The Lifetime Isa is one of the biggest financial developments in…well, our lifetime. No exaggeration – what other product is being held up as a way to get on the housing ladder AND save for your retirement? But it’s not a risk-free play. In this article for Prospect Magazine, I analyse how the policy has come about, why it hasn’t been supported by the financial sector and the risks it poses for young people
It is still Britain’s foremost means of saving for retirement. But is the mighty pension facing its biggest crisis yet? That’s the question as the Lifetime Isa launches, though not in the blaze of glory that its architects might have hoped for.
The Lifetime Isa (LISA) was unveiled in last year’s Budget by former chancellor George Osborne. Aimed at satisfying two major financial ambitions—home ownership and a prosperous retirement—the LISA provides a tax-free savings and investment shelter for both, with a generous 25 per cent government bonus. Available for all under 40s, the product caps annual contributions at £4,000, meaning that someone saving from the earliest allowed age (18) up to the product’s maturity age (60) would gain £32,000 in government cash.
However, experts believe the capacity for misselling is enormous. The LISA gives you two options—you can leave your money in cash, or invest it in stocks and shares. That leaves a huge potential to choose the wrong assets at the wrong time. Someone saving for a home should not effectively gamble their deposit in the vagaries of the stock market when they only have a short-term window. Conversely, someone saving for their retirement will find cash rates so pathetic, and cumulative inflation so damaging, that they need to be invested smartly in the stock market to have any shot at a decent nest egg.
The complexities of investing are a mystery to most young workers. Nevertheless, they could gravitate towards an investment LISA given that so far the cash version is nowhere to be seen. Potential providers are holding back on launching the product amid concerns about mis-selling claims further down the line.
The response from the investment sector has not been much better. Hargreaves Lansdown will definitely offer a stocks and shares LISA, as will the Share Centre and Nutmeg. The advantage here is that people will have a choice—and probably a greater one in due course—and can vote with their feet if they don’t like charges or investment policy. With a workplace pension, employees have little choice about where and how their money is invested, although charges have come down significantly at least.
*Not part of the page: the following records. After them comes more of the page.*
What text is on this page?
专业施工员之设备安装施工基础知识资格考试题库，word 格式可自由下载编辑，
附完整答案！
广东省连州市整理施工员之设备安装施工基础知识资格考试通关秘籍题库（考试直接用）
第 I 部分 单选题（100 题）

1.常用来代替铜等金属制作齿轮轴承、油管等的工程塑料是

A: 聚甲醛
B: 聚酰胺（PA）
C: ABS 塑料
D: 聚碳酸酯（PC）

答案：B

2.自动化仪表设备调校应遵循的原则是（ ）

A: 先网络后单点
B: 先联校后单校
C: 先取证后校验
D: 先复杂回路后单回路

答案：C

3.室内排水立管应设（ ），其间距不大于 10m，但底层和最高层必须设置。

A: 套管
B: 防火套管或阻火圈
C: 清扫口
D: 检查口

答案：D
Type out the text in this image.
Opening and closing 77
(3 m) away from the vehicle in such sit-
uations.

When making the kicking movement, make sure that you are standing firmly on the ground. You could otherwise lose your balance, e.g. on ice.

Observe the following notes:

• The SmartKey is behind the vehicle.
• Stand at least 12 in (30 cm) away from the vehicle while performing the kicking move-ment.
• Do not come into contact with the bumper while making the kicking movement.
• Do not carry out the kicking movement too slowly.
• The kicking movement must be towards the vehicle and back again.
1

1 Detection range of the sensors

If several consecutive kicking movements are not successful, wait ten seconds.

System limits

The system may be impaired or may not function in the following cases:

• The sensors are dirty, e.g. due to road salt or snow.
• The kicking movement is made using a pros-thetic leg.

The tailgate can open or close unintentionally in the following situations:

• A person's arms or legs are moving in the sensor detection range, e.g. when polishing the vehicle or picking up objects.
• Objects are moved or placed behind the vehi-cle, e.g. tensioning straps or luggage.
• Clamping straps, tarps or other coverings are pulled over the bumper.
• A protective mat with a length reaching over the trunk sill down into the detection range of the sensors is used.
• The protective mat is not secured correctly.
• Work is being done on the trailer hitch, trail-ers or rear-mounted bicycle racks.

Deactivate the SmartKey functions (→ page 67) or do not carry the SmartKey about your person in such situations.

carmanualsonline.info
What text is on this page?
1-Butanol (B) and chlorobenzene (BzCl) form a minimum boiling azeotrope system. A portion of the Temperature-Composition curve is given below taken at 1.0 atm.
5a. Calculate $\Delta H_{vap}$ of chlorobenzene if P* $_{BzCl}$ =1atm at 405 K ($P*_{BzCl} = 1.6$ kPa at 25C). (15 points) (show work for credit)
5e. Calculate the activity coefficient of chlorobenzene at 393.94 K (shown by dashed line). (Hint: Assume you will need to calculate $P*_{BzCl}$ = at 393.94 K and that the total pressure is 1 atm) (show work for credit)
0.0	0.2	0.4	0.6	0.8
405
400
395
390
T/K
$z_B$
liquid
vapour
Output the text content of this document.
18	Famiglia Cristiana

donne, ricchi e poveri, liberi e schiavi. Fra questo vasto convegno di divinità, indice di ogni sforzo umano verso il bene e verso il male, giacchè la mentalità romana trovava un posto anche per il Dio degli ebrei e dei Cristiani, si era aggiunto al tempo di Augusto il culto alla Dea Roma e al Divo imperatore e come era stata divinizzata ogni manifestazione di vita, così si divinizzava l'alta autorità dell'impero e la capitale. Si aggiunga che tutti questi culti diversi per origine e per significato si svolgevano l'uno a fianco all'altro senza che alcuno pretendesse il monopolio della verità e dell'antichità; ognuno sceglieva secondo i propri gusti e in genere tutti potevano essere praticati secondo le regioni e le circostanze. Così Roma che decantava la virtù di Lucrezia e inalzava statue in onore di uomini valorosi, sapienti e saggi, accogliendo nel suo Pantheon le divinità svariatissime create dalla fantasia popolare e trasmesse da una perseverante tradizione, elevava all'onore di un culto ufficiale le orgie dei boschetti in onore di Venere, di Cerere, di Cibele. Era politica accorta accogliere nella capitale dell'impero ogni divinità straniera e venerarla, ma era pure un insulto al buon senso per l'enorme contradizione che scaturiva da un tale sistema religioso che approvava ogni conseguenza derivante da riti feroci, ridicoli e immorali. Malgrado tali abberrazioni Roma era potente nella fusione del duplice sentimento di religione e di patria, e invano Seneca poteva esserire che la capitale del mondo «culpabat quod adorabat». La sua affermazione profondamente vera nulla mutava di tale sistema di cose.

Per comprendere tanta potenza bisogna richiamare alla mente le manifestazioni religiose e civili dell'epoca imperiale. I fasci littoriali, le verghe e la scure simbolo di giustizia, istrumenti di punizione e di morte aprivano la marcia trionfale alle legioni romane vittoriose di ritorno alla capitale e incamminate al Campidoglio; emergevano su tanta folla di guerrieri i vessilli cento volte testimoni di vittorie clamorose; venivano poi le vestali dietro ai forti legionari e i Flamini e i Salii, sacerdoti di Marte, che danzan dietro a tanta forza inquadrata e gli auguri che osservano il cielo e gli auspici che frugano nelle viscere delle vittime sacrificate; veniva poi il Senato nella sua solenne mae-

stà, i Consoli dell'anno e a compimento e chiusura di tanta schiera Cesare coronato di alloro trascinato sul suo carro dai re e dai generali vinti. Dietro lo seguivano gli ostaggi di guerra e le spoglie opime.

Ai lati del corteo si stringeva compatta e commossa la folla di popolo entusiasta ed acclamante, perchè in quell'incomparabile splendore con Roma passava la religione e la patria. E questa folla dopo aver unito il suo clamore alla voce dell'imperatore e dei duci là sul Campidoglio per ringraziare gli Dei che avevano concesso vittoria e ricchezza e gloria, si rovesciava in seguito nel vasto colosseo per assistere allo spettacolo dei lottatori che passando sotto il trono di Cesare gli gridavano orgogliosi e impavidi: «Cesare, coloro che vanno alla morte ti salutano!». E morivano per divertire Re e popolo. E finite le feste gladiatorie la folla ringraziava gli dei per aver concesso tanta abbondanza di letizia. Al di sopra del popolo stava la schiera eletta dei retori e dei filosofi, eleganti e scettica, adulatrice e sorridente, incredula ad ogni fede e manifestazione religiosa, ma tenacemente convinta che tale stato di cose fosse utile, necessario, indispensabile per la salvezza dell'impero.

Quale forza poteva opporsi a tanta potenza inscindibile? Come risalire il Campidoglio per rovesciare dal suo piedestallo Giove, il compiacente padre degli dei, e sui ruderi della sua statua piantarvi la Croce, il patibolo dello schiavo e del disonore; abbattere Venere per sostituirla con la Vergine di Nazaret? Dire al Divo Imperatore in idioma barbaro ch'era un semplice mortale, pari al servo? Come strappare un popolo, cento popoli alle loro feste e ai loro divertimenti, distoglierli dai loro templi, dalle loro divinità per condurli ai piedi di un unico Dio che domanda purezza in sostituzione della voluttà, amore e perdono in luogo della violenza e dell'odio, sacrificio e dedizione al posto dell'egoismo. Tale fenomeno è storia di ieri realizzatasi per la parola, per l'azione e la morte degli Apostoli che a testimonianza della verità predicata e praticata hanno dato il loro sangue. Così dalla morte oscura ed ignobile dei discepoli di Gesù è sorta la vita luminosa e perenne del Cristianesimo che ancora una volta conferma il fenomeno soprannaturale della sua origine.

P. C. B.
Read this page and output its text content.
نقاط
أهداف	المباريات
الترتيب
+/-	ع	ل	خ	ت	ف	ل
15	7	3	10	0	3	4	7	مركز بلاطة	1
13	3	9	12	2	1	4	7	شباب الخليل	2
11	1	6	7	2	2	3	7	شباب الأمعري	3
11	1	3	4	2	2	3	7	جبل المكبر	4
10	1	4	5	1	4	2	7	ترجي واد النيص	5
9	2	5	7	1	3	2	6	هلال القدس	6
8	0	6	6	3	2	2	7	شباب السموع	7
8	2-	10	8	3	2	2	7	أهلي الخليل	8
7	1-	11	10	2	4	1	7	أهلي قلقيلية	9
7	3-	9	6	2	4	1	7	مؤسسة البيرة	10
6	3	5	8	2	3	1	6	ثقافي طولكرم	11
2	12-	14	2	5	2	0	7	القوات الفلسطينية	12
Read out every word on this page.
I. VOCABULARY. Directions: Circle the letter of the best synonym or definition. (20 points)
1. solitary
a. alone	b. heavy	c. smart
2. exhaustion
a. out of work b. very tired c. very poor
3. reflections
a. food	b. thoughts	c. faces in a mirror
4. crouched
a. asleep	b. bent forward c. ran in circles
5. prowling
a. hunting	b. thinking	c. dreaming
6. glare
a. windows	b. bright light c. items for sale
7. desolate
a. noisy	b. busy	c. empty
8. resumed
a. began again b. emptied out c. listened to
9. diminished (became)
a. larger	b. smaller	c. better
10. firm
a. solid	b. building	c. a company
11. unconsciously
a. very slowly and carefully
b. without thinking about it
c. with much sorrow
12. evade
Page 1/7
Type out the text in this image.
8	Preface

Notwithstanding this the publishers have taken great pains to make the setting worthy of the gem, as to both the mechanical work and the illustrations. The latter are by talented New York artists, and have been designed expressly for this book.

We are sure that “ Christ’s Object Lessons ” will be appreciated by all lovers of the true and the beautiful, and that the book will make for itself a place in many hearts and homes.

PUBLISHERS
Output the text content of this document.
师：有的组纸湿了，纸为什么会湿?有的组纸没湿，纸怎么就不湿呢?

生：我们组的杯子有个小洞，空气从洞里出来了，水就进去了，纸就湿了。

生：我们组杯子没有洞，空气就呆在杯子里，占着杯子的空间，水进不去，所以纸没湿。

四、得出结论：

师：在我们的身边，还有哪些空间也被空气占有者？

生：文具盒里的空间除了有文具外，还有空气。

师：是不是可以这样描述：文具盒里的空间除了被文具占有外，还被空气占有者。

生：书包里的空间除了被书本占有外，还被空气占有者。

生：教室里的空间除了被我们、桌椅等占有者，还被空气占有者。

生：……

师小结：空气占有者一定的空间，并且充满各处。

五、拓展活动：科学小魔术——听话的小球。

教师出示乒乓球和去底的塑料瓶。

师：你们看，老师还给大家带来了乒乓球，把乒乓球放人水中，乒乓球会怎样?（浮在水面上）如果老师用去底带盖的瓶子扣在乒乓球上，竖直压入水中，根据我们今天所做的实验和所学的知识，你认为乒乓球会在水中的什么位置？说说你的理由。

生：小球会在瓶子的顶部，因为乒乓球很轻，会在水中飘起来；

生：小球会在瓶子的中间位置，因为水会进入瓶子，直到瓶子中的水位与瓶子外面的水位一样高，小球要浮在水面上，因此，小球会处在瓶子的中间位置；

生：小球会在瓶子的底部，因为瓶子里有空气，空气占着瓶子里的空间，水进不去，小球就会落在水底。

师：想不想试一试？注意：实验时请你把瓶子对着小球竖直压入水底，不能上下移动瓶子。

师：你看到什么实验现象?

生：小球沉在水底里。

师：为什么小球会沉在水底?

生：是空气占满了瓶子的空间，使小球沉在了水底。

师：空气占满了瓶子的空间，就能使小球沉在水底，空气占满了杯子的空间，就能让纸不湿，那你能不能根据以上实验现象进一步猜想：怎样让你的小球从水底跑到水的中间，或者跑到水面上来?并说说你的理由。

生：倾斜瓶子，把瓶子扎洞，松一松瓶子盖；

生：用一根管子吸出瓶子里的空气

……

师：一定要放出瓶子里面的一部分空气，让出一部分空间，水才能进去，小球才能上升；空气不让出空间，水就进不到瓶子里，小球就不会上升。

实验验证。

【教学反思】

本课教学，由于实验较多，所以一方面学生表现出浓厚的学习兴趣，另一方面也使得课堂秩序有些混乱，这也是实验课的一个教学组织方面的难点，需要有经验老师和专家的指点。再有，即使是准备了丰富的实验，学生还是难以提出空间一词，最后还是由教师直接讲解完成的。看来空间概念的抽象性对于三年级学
House-buying will also remain a key goal for workers, especially when they get free cash towards it. It is likely that Help to Buy pushed up house prices and only benefited those who could buy anyway—yet it was nonetheless popular. When savings providers get their act together, who knows that the cash LISA wouldn’t generate an even bigger response? And while demand still vastly outstrips supply in the housing market, buying a solid asset in a promising area still makes financial sense.
By contrast, pensions have taken a battering in recent times. High charges, mediocre performance and a lack of transparency have left many of the older generation with very little to show for their contributions (unless they got a final salary deal). While auto-enrolment has sped up reform, problems still abound; the pot-follows-member initiative has been iced, meaning employees who move to different workplaces risk leaving tiny pension pots stranded all over the shop.
So will the LISA raise the odds of young workers leaving their workplace pension, particularly when pension contribution rates go up next year and take a bigger bite out of pay packets? Many young employees will struggle to save for both a home and retirement, even though prioritising the former over the latter is a risky bet when a continuing property boom isn’t guaranteed.
There won’t be any compulsory advice on sales of the LISA, though the regulator is plastering risk warnings all over it—including an explanation that opting out of a workplace pension would nearly always be wrong, since employees give up valuable employer contributions. Maybe the new chancellor, Philip Hammond, should fund financial advice in the workplace so employees don’t make half-cocked decisions that could leave them dependent on the state in future.
If you’re self-employed, the LISA is practically a no-brainer. As a freelance worker with no workplace pension, I will use one to be proactive with my investments and I won’t withdraw the money until retirement, since I only could at huge cost.
And here is the biggest banana skin just lying under the LISA. You can take out money before you are due to buy property or retire at 60 but you will have to pay 25 per cent of the fund in charges (except in the first year). What happens if you are coerced into accessing the fund by a forceful, cash-strapped partner? What if you’re tempted to raid the LISA when you’re in a crisis? When we fork out for an emergency plumber, we put up with the cost; we just want the hot water to come back on. LISA providers will be powerless to stop these reckless decisions—at least a pension is completely inaccessible until retirement.
In all, the LISA has lots going for it, but the government needs to rethink the advice vacuum surrounding this complicated product and the ability to leave it at huge cost. Both leave workers at risk of making rash decisions that they may live to regret.